Hi,
I'm observing some unexpected behavior related to memory usage when deleting a large number of relationships.
For demonstration purposes, let's say I'm deleting ~20 million of relationships on a neo4j container with max heap configured to 800mb using the following cypher:
CALL apoc.periodic.iterate("MATCH (n:Node)-[r]->() RETURN r", "DELETE r", {batchSize:1000})
Observing the heap usage when this is running:
You can see there's linear growth until eventually running out of memory at 800mb. Now, after some profiling and reading I concluded the reason for this could be that neo4j is keeping an array of IDs of deleted relationships in memory until the transaction finishes. I would expect this to happen every "batchSize", but it appears it lasts until the procedure call completes. Another reason could also be that the match statement is accumulating the results faster than we're able to delete them and it's keeping them in memory. It would be great if someone could confirm this is indeed the reason for the growth.
Now, I've found a way around that issue by doing another level of "batching" around the procedure call to allow neo4j to do whatever cleanup is needed between the calls:
for hasMore := true; hasMore; {
committed, _ := session.Run("CALL apoc.periodic.iterate('MATCH (n:Node)-[r]->() RETURN r LIMIT 1000000', 'DELETE r', {batchSize:1000})", nil)
hasMore = committed >= 1000000
}
This results in a more stable memory usage and a successful delete.
This has been working fine, until I observed another OOM recently, this time even when using the improved approach. Since there could be other transactions (but not related to nodes and relationships from the delete query) running at the same time, I tested the previous approach with running apoc.util.sleep() at the same time as deletes are happening. This time, memory usage is again similar to initial approach and results in OOM.
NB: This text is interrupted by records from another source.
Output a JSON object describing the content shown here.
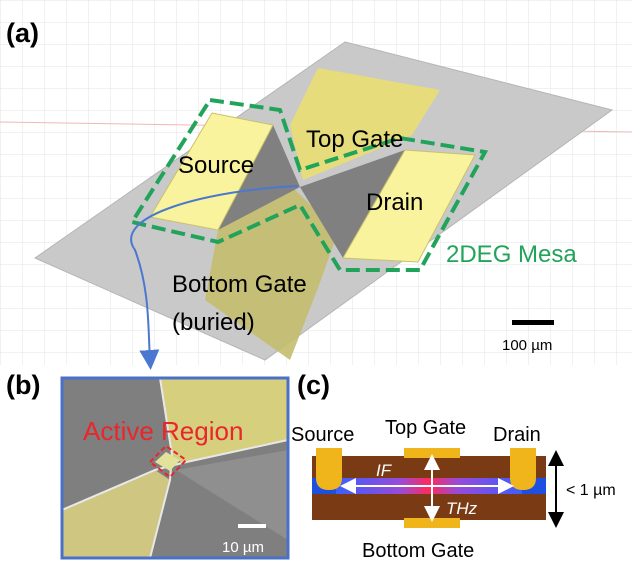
{
  "panel_a": {
    "tag": "(a)",
    "top_gate": "Top Gate",
    "source": "Source",
    "drain": "Drain",
    "mesa": "2DEG Mesa",
    "bottom_gate_line1": "Bottom Gate",
    "bottom_gate_line2": "(buried)",
    "scale": "100 µm"
  },
  "panel_b": {
    "tag": "(b)",
    "active": "Active Region",
    "scale": "10 µm"
  },
  "panel_c": {
    "tag": "(c)",
    "source": "Source",
    "top_gate": "Top Gate",
    "drain": "Drain",
    "if": "IF",
    "thz": "THz",
    "thickness": "< 1 µm",
    "bottom_gate": "Bottom Gate"
  },
  "colors": {
    "gray_plate": "#c8c8c8",
    "yellow": "#f6f29a",
    "gate_olive": "#c9c275",
    "mesa_green": "#21a45a",
    "active_red": "#e8262b",
    "substrate_brown": "#7a3b14",
    "channel_blue": "#1f4fe0",
    "contact_gold": "#f0b51a"
  }
}
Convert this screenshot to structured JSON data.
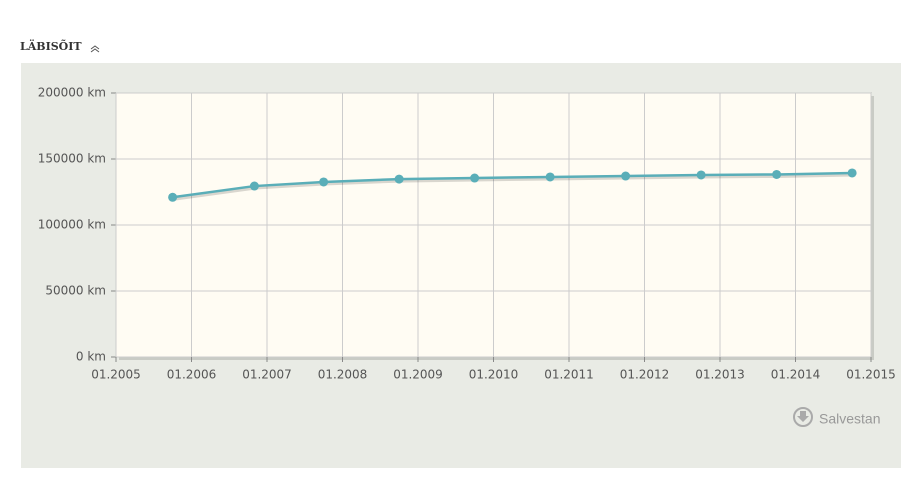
{
  "header": {
    "title": "LÄBISÕIT"
  },
  "chart_data": {
    "type": "line",
    "x": [
      "2005-10",
      "2006-11",
      "2007-10",
      "2008-10",
      "2009-10",
      "2010-10",
      "2011-10",
      "2012-10",
      "2013-10",
      "2014-10"
    ],
    "series": [
      {
        "color": "#5aaeb8",
        "values": [
          121000,
          129500,
          132600,
          134800,
          135600,
          136400,
          137100,
          137900,
          138300,
          139400
        ]
      }
    ],
    "xlim": [
      "2005-01",
      "2015-01"
    ],
    "xticks": [
      {
        "value": "2005-01",
        "label": "01.2005"
      },
      {
        "value": "2006-01",
        "label": "01.2006"
      },
      {
        "value": "2007-01",
        "label": "01.2007"
      },
      {
        "value": "2008-01",
        "label": "01.2008"
      },
      {
        "value": "2009-01",
        "label": "01.2009"
      },
      {
        "value": "2010-01",
        "label": "01.2010"
      },
      {
        "value": "2011-01",
        "label": "01.2011"
      },
      {
        "value": "2012-01",
        "label": "01.2012"
      },
      {
        "value": "2013-01",
        "label": "01.2013"
      },
      {
        "value": "2014-01",
        "label": "01.2014"
      },
      {
        "value": "2015-01",
        "label": "01.2015"
      }
    ],
    "ylim": [
      0,
      200000
    ],
    "yticks": [
      {
        "value": 0,
        "label": "0 km"
      },
      {
        "value": 50000,
        "label": "50000 km"
      },
      {
        "value": 100000,
        "label": "100000 km"
      },
      {
        "value": 150000,
        "label": "150000 km"
      },
      {
        "value": 200000,
        "label": "200000 km"
      }
    ],
    "grid": true
  },
  "button": {
    "label": "Salvestan"
  }
}
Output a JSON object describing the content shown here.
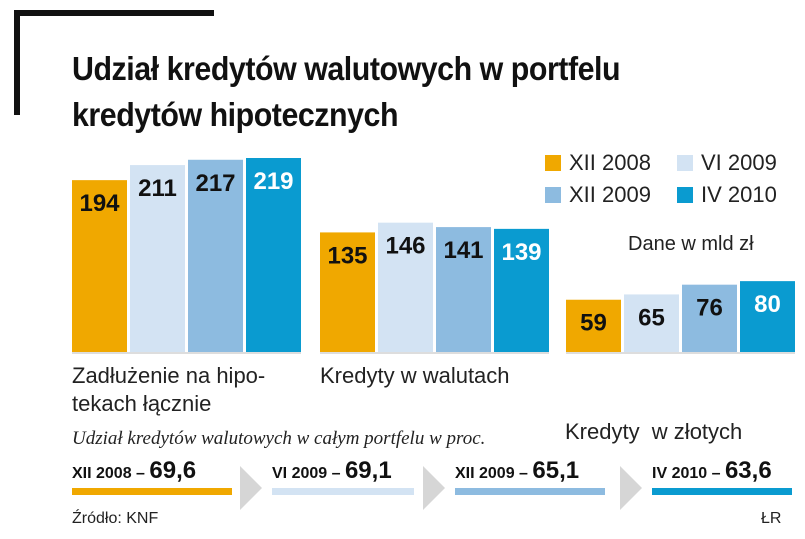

Could this mean that neo4j is holding to something internally (presumably the IDs of deleted nodes) as long as there is any transaction running?
Keep in mind that heap size and the number of relationships are set this way so it's easier to reproduce. Initially the same behaviour was observed when deleting 1.5 billion edges on a neo4j container with 32g heap. Running neo4y 4.4.29 community and apoc 4.4.0.22.